First, the new chip. A new M3 variant is a surprise in itself; I assumed—as I think most people did—that any new chip configurations would be based on the M4. It appears, though, that there won’t be an “M4 Ultra”: Apple told Ars Technica “not every chip generation will get an ‘Ultra’ tier,” and French technology website Numerama (via Mac Rumors) was told “there are no UltraFusion connectors on the M4 Max chip” (Safari-translated from the original French), making an Ultra M4 physically impossible.
That’s a bummer (and makes me wonder about the future of an M4-based Mac Pro), but the M3 Ultra is a beast of a chip:
Apple today announced M3 Ultra, the highest-performing chip it has ever created, offering the most powerful CPU and GPU in a Mac, double the Neural Engine cores, and the most unified memory ever in a personal computer. M3 Ultra also features Thunderbolt 5 with more than 2x the bandwidth per port for faster connectivity and robust expansion. M3 Ultra is built using Apple's innovative UltraFusion packaging architecture, which links two M3 Max dies over 10,000 high-speed connections that offer low latency and high bandwidth. This allows the system to treat the combined dies as a single, unified chip for massive performance while maintaining Apple's industry-leading power efficiency. UltraFusion brings together a total of 184 billion transistors to take the industry-leading capabilities of the new Mac Studio to new heights.
And:
In fact, M3 Ultra is built for AI, including ML accelerators in the CPU, Apple’s most powerful GPU, the Neural Engine, and over 800GB/s of memory bandwidth. AI professionals can use Mac Studio with M3 Ultra to run large language models (LLMs) with over 600 billion parameters directly on device, making it the ultimate desktop for AI development.
The AI power in this chip makes me wonder if it (or something like it) powers the Private Cloud Compute servers scheduled to be built in Houston, TX.

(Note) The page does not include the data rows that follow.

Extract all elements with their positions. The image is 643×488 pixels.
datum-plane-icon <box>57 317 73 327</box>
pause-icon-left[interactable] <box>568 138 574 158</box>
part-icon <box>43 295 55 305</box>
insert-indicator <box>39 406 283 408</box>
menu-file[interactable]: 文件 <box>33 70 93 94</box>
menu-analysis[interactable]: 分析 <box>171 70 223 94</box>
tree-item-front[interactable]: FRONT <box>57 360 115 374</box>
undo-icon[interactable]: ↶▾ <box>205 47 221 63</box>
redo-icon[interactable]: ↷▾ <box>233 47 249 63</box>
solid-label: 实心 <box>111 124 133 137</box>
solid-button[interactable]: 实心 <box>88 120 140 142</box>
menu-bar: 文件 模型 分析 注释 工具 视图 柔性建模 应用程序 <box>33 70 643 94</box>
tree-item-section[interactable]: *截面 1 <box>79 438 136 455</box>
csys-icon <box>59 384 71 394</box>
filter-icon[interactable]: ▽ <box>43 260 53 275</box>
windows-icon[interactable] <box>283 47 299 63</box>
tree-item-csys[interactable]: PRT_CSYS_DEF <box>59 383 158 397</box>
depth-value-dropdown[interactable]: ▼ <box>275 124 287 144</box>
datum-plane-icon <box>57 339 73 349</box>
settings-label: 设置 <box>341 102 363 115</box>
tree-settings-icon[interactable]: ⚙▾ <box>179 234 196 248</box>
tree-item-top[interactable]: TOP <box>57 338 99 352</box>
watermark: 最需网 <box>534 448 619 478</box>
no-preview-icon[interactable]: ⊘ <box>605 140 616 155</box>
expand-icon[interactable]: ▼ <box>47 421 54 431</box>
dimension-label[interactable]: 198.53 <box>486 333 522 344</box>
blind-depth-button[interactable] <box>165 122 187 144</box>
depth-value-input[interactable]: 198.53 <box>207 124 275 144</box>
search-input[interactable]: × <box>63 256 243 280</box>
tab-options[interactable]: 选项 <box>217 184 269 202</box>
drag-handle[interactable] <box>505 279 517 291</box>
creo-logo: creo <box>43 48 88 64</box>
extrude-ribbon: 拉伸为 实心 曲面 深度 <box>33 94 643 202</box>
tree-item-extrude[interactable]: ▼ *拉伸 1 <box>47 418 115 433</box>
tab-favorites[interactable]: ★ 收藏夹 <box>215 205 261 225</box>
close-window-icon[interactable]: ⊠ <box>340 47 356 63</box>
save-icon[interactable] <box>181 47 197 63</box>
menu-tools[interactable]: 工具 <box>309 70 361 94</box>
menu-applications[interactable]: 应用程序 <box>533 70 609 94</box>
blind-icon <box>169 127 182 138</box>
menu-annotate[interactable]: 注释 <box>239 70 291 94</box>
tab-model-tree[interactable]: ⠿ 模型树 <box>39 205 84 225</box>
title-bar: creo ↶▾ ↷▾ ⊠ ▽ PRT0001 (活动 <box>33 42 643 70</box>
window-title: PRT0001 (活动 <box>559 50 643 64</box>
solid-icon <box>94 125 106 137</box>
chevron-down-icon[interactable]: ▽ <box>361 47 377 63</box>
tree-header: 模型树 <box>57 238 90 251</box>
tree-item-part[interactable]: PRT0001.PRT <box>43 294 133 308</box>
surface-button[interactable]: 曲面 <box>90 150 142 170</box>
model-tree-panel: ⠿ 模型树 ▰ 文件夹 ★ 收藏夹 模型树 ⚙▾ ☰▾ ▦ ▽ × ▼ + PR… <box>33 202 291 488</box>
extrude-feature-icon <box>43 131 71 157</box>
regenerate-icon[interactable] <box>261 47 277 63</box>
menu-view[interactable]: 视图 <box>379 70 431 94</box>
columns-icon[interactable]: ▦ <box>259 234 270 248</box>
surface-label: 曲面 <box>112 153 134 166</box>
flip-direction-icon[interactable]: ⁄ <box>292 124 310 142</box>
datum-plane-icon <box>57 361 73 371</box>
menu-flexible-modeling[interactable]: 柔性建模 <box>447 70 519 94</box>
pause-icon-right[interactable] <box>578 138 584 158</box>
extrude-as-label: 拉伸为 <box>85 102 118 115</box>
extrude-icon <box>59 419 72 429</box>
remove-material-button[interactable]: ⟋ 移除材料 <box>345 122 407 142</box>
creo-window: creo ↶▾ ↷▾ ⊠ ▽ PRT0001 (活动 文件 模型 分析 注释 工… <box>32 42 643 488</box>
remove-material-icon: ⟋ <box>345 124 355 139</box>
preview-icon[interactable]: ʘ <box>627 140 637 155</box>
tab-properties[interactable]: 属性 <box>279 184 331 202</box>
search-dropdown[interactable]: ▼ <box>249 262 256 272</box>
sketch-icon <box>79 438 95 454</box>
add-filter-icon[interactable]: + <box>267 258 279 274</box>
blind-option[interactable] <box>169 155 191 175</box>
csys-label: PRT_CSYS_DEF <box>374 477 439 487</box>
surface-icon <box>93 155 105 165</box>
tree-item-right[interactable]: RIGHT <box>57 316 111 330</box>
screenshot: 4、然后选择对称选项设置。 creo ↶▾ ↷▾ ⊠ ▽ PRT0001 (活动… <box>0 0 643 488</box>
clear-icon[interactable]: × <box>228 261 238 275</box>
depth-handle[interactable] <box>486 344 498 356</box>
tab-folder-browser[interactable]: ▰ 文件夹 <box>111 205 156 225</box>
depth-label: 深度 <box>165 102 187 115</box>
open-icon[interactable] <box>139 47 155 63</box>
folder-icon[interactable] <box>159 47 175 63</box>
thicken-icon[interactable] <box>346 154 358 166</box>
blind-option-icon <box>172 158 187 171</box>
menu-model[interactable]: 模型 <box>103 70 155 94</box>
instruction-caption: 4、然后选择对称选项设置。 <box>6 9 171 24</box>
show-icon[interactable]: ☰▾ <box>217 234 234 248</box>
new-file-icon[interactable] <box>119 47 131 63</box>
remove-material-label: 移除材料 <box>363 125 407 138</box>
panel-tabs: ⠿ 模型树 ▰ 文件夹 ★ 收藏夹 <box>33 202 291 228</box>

On to the new Mac Studio itself:
Apple today announced the new Mac Studio, the most powerful Mac ever made, featuring M4 Max and the new M3 Ultra chip. The ultimate pro desktop delivers groundbreaking pro performance, extensive connectivity now with Thunderbolt 5, and new capabilities in its compact and quiet design that can live right on a desk. Mac Studio can tackle the most intense workloads with its powerful CPU, Apple’s advanced graphics architecture, higher unified memory capacity, ultrafast SSD storage, and a faster and more efficient Neural Engine.
The M4 Max Mac Studio is a significant upgrade and readily induces lust, but the M3 Ultra Mac Studio is just off the charts:
It delivers nearly 2x faster performance than M4 Max in workloads that take advantage of high CPU and GPU core counts, and massive amounts of unified memory.
That “massive amounts of unified memory”?
Mac Studio with M3 Ultra starts with 96GB of unified memory, which can be configured up to 512GB — the most unified memory ever in a personal computer — and up to 16TB of ultrafast SSD storage, so content and data can be kept locally.
I’ve been trying—and failing—to recall the last time Apple introduced a computer where the highest configuration was powered by a faster version of a previous-generation chip. It may well be unprecedented.
The M3 Ultra allows the Mac Studio to accomplish some mind-blowing feats, including driving up to eight Pro Display XDRs, and playing back up to 22 streams of 8K ProRes 422 video.
I would love to see that rig!
With great power comes great responsibility… for your credit card. The base M3 Ultra starts at $3,999 (compared to a paltry $1,999 for the M4 Max) and maxes out (ultras out?) at $14,099. Whew.
Pre-orders have already started, with availability beginning March 12.